Payson’s Community Garden harvest included not only 3,000 pounds of food for local food banks, but also a cornucopia of good vibes.

“Visitors are always surprised by the community here,” said one gardener.

It’s that humble yet willing-to-lend-a-hand attitude that produced bushels of smiles and support during the harvest.

No one competes for the biggest squash — but veteran growers do get besieged for advice.

No one yells if a gardener comes back for a second wheelbarrow of free manure and soil, but they might offer to lend a hand if needed.

No one observes you’re going about it wrong, they just shrug and say they “hope that works out” or gives advice if requested.

And everyone joins in the battle of the bugs.

Maybe that’s what creates the bounty of community — bugs.

Garden board member Roger Kriemeyer has another idea about what creates the unique garden community — the inter-faith, inter-governmental relationships and a willingness to work together for the greater good.

“We donate food to the food banks. We involve a lot of churches and Boy Scouts,” he said. “We offer a place for community service for the probation department.”

The garden has workdays when gardeners work together to pull weeds and lay wood chips on common paths.

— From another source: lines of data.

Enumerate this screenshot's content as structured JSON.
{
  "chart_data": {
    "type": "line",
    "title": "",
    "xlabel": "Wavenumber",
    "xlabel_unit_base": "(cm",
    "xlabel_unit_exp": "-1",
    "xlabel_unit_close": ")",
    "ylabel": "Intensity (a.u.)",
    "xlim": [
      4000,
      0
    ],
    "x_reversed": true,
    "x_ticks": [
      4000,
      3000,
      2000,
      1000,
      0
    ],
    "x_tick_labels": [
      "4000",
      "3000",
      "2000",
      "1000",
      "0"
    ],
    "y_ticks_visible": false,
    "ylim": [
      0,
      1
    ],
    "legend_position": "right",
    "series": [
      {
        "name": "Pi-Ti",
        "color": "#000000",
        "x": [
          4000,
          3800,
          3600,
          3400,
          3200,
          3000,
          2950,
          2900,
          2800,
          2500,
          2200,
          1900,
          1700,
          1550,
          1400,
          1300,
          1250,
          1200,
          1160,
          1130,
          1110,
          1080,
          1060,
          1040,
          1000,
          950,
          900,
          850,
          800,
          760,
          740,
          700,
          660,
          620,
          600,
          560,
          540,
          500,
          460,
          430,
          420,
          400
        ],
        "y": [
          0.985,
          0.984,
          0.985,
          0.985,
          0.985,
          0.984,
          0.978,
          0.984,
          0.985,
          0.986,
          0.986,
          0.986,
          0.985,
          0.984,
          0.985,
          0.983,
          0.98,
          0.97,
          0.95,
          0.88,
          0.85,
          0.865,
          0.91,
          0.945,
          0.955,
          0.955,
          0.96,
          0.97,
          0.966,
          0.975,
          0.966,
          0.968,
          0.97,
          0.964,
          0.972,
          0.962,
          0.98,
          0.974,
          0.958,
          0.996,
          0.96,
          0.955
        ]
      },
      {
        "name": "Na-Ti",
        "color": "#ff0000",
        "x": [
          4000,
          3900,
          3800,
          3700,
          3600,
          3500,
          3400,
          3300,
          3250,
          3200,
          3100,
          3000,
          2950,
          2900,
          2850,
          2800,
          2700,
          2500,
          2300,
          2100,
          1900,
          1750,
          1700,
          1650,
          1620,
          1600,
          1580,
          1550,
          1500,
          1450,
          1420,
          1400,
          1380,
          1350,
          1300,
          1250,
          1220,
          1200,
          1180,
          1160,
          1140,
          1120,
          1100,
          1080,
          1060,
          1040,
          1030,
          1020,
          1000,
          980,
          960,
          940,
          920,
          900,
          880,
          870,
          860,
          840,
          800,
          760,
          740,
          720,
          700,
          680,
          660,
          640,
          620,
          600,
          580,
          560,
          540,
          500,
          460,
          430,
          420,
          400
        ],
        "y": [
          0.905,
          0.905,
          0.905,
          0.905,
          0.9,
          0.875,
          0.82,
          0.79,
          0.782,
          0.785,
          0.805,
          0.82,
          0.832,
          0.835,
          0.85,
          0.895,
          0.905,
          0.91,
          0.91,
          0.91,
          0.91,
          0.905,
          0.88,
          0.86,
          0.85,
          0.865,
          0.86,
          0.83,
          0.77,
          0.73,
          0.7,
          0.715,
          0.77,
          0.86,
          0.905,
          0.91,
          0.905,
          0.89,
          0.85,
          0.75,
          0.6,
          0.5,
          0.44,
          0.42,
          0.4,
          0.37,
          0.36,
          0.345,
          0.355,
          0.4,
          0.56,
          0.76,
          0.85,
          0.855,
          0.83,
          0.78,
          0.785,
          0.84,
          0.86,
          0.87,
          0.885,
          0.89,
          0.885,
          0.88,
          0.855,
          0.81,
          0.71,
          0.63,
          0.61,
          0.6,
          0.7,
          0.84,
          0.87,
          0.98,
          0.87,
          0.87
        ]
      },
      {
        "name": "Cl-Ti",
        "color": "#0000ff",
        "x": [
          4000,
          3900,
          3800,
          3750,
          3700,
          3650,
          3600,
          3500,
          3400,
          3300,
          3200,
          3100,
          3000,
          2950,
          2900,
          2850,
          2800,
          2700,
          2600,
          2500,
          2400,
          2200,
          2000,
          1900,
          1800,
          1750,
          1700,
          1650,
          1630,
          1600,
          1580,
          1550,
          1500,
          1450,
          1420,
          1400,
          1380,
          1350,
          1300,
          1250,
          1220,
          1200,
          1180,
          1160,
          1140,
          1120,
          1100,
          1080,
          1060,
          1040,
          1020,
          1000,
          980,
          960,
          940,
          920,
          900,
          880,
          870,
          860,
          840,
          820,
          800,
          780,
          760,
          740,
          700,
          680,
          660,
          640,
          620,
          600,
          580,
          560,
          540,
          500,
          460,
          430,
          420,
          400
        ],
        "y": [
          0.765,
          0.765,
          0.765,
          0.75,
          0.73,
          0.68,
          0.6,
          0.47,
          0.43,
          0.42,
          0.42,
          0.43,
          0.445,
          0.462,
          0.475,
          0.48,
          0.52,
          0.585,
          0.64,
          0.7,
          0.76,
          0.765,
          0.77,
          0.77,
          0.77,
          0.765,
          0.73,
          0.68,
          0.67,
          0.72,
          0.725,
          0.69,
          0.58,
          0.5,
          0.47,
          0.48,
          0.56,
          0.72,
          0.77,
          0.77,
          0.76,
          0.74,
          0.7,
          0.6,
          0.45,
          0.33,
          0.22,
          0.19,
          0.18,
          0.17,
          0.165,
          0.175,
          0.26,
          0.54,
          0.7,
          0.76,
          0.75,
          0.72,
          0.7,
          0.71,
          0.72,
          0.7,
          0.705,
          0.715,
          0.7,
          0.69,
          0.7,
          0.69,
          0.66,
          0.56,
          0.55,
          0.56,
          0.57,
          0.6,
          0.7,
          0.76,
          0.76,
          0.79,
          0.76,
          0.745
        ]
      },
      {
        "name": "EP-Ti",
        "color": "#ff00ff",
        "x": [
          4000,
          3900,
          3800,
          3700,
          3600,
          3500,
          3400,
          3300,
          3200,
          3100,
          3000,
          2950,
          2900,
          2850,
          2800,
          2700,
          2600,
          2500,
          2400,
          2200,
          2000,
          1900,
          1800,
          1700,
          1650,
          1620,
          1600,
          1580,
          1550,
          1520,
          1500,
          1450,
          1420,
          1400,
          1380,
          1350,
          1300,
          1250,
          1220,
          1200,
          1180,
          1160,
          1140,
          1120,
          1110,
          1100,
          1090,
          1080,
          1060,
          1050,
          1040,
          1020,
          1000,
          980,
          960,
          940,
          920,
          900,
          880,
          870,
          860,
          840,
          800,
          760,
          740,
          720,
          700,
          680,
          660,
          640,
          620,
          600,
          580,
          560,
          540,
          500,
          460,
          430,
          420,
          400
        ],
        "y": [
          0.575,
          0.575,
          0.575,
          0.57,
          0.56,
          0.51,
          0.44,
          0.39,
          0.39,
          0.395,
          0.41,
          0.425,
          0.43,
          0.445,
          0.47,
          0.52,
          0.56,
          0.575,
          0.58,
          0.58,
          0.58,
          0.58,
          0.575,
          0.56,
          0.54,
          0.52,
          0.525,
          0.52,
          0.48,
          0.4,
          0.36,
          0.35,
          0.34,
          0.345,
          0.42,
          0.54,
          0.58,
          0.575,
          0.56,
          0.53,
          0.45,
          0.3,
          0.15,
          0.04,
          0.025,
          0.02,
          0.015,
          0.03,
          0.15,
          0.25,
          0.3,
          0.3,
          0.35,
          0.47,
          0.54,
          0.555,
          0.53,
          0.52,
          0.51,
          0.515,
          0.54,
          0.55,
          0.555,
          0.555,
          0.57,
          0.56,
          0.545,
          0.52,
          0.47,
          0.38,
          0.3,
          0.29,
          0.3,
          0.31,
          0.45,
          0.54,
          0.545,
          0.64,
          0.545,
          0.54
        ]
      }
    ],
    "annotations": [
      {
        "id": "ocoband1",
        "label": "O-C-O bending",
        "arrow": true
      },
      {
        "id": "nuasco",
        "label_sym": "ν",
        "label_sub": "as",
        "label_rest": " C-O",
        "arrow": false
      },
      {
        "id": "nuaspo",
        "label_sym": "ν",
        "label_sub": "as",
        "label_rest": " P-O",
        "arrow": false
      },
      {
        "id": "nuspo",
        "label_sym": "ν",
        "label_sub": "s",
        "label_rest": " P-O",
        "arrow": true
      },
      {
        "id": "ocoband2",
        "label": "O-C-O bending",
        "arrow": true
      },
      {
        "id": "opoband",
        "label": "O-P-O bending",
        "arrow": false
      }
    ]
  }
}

Many construction projects from a covered picnic area to a butterfly garden and plots for those with mobility issues dot the garden’s acreage.

And everyone relies on the dedicated “semi-professional staff,” as Kriemeyer calls them.

“We think they are master gardeners, even if that is a different certification,” he said with a twinkle in his eye.

To top off the garden community’s bounteous feelings of well-being, the garden hosts dinners and an open house to celebrate the blessings of the garden and the gardeners.

Every year, the Payson Community Garden also has one last gift for Rim Country residents — the Punkin Patch.

Despite a concerted effort by squash bugs to kill every vine this year, the patches of pumpkins have plenty of round orange gourds ready to serve as jack-o’-lanterns.

The Punkin Patch is open the weekend of Oct. 11-12; Friday hours are 4 p.m. to 6 p.m.; Saturday hours are 8 a.m. to 4 p.m.